On most Intel and AMD CPUs (I tested Haswell for old Intel, Emerald Rapids for
new Intel, and Zen 2 for slightly-old AMD), crc32q has 3 cycle latency and 1 per
cycle throughput.  So you do need at least 3 streams.

AMD Zen 5 has much higher crc32q throughput and seems to want up to 7 streams.
This is not implemented yet.

> Most modern x86 can do 4 or 5 (or even more) ALU operations
> per clock - depending on the combination of instructions.
> 
> Replace the loop termination with a comparison of 'bufp'
> against a pre-calculated limit and you get two instructions
> (that might get merged into one u-op) for the loop overhead.
> They'll run in parallel with the crc32q instructions.

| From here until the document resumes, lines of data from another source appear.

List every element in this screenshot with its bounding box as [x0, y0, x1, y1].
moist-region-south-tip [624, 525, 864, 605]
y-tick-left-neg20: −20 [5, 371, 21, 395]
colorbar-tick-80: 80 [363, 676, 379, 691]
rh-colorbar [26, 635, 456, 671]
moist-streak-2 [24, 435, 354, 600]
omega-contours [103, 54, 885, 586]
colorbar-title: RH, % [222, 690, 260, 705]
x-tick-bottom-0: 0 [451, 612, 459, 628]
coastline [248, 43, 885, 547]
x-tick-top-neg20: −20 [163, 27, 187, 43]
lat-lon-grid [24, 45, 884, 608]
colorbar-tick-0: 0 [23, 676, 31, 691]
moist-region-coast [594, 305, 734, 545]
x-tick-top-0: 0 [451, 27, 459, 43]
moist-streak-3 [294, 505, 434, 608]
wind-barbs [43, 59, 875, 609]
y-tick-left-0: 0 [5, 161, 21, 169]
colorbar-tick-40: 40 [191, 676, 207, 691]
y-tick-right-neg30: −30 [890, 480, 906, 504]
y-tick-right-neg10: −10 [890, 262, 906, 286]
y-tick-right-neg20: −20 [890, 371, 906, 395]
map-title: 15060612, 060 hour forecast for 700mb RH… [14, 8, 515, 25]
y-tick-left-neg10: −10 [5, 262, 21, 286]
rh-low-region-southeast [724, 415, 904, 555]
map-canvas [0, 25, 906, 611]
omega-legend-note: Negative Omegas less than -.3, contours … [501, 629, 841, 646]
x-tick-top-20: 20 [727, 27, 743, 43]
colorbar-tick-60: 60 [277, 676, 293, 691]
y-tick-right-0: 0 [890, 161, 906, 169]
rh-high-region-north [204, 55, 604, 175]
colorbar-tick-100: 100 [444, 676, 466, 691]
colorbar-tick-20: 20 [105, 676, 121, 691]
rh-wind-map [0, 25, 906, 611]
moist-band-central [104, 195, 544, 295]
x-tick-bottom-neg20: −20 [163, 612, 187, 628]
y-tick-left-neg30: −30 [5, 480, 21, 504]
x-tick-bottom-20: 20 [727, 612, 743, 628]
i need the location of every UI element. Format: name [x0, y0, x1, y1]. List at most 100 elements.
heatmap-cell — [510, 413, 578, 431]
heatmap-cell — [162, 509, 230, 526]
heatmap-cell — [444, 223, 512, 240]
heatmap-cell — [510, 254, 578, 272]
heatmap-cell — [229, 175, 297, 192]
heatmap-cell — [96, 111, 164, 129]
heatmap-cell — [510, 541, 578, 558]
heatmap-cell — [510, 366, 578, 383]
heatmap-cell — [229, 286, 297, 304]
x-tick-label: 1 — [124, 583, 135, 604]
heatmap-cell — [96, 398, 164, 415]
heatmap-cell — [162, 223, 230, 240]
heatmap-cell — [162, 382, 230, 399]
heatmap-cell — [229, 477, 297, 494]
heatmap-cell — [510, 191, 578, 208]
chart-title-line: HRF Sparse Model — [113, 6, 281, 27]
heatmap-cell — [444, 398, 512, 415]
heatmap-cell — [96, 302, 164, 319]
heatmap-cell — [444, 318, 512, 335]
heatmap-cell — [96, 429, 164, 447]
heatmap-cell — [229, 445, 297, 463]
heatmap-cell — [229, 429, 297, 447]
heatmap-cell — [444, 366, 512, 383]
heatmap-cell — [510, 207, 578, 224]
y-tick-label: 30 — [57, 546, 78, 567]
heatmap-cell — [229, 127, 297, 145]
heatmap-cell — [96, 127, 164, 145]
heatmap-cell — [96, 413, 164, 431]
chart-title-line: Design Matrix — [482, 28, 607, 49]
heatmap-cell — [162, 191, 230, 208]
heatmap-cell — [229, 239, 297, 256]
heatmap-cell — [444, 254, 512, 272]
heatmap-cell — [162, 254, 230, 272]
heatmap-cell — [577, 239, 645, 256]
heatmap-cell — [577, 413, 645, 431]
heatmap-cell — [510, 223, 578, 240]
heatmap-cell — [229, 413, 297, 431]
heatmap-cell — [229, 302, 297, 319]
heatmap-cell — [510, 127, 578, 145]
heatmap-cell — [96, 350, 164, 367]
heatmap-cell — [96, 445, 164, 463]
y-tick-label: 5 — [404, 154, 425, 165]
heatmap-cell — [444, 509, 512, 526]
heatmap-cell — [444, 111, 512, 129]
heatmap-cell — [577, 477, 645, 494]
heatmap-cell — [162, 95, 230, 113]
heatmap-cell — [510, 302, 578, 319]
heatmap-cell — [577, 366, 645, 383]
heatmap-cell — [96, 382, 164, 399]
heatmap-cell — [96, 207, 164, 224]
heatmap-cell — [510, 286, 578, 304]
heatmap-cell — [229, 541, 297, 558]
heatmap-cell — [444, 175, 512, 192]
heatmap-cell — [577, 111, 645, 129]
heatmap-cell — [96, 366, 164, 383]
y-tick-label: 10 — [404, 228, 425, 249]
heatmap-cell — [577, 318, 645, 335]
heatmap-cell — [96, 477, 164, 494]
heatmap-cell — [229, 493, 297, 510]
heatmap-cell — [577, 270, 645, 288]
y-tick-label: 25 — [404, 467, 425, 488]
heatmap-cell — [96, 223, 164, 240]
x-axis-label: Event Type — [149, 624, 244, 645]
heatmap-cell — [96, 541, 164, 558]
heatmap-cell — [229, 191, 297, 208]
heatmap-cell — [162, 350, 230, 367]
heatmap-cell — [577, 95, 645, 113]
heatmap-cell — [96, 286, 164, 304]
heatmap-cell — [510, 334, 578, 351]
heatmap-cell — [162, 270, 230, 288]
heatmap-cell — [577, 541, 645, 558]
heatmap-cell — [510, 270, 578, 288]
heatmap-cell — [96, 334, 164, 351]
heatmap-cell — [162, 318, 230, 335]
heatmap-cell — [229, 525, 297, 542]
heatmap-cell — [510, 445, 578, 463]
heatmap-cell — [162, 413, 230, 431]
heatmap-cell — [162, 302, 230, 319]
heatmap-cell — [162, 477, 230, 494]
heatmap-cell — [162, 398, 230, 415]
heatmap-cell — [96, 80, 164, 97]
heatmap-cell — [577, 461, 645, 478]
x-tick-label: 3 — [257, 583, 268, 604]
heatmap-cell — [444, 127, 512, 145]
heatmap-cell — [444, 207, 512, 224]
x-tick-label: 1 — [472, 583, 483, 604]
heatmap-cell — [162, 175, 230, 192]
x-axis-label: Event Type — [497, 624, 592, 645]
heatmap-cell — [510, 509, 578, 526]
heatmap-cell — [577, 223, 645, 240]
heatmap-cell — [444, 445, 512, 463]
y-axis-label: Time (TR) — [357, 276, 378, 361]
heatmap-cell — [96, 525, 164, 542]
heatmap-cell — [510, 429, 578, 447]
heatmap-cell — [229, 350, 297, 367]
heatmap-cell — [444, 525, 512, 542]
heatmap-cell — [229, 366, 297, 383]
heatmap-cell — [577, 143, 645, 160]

That's actually still three instructions: add, cmp, and jne.

I tried it on both Intel and AMD, and it did not help.

> I've never managed to get a 1-clock loop, but two is easy.
> You might find that just:
> 10:
> 	crc32q	(bufp), crc
> 	crc32q	8(bufp), crc
> 	add		$16, bufp
> 	cmp		bufp, buf_lim
> 	jne		10b
> will run at 8 bytes/clock on modern intel cpu.

No, the latency of crc32q is still three cycles.  You need three streams.

> You can write that in C with a simple asm function for the crc32
> instruction itself.

Well, the single-stream CRC32C implementation already does that; see
arch/x86/crypto/crc32c-intel_glue.c.  Things are not as simple for this
multi-stream implementation, which uses pclmulqdq to combine the CRCs.

- Eric